As eggs, they spent the 72 hours or less it took to go from fertilization to hatching inside a cylindrical gadget called a Rotating Wall Perfused Vessel.
Let North Side High School senior Joshua Slater explain.
"The point of all of this," Slater said during yesterday's Research Appreciation Day at the Health Science Center, "is to see if the vestibular system of the fish develops normally in the microgravity of outer space."
The what system?
Vestibular.
It's the anatomical system in the inner ear that helps coordinate balance and equilibrium.
It is also linked to otoliths, tiny growths that send nerve signals to tell an animal's eyes to rotate when the animal tilts its head.
Zebra fish have a vestibular system amazingly similar to the one in humans.
So, if one were wondering whether human embryos nurtured with no gravity would develop a normal vestibular system, what better animal to use than the zebra fish?
And someone was wondering about just that: Slater and his colleagues.
"There's still many, many things that we do not know, so many things we take for granted, and we don't ask why," Slater said.
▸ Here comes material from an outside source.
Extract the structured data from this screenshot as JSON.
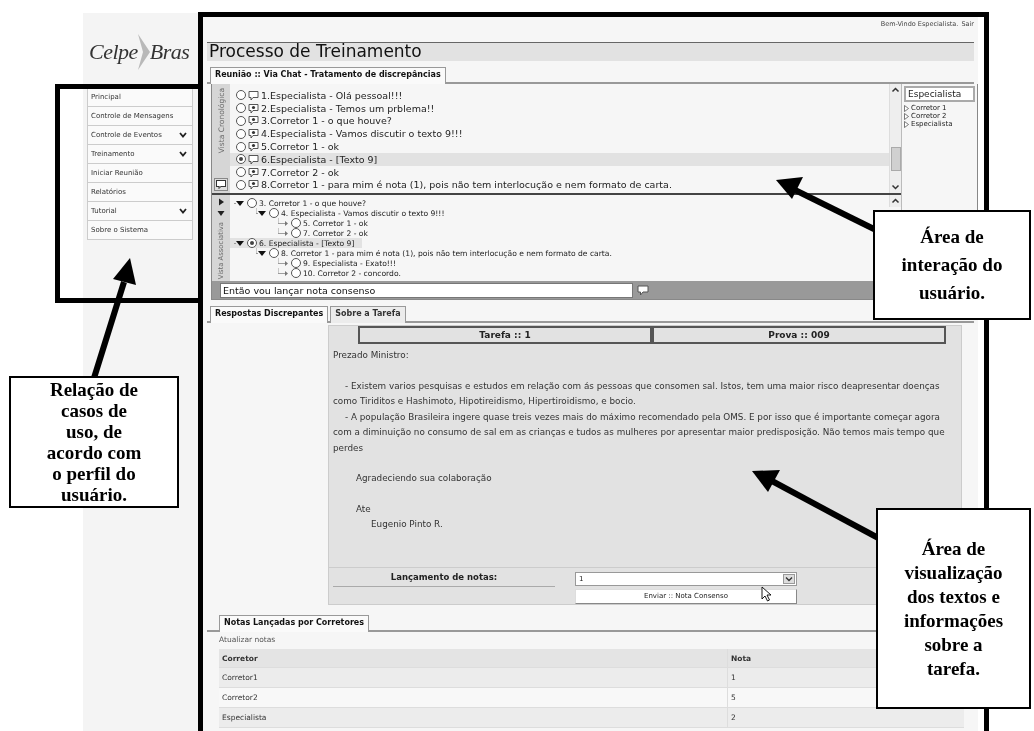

"You have to ask why," said Charlotte Burress, a North Side junior. People at the National Institutes of Health and the National Aeronautics and Space Administration are asking the same questions. Apparently, they've studied other sensory systems in space, but not the vestibular.
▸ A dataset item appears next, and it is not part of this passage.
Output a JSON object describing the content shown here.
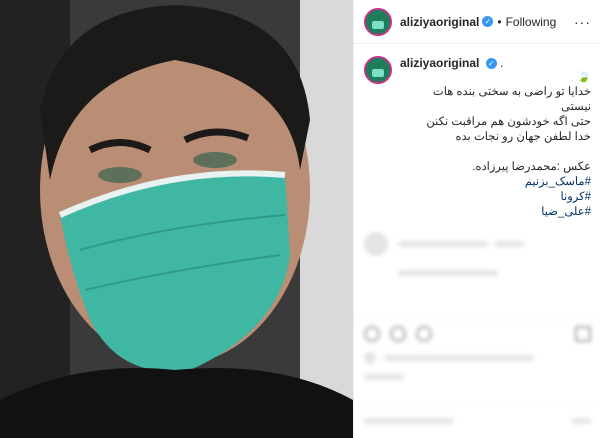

The research at the Health Science Center by Slater, Burress and North Side senior Rudy Cordova formed the basis of a three-year grant request from the National Institutes of Health for which faculty member Stephen Moorman expects to receive final approval soon.
NASA is also considering funding further zebra fish and vestibular system research by Moorman, who will probably be aided by other high school students through a federally funded sciences internship program.
But about those fish.
Those in the experimental groups often showed no sense of gravity. They would point their topsides in any direction from which light originated, even if it was below them. Normal zebra fish wouldn't fall for such a trick, Moorman said.
Microscopic investigation showed that, physically, they were generally a bobber shy of a full tackle box.
Most had abnormally small otoliths. Some were missing them altogether.
When made to list slightly, microscopic techniques showed that an experimental fish's eyes did not rotate to compensate for the new angle.
"Now," Moorman said, "we ask why that is."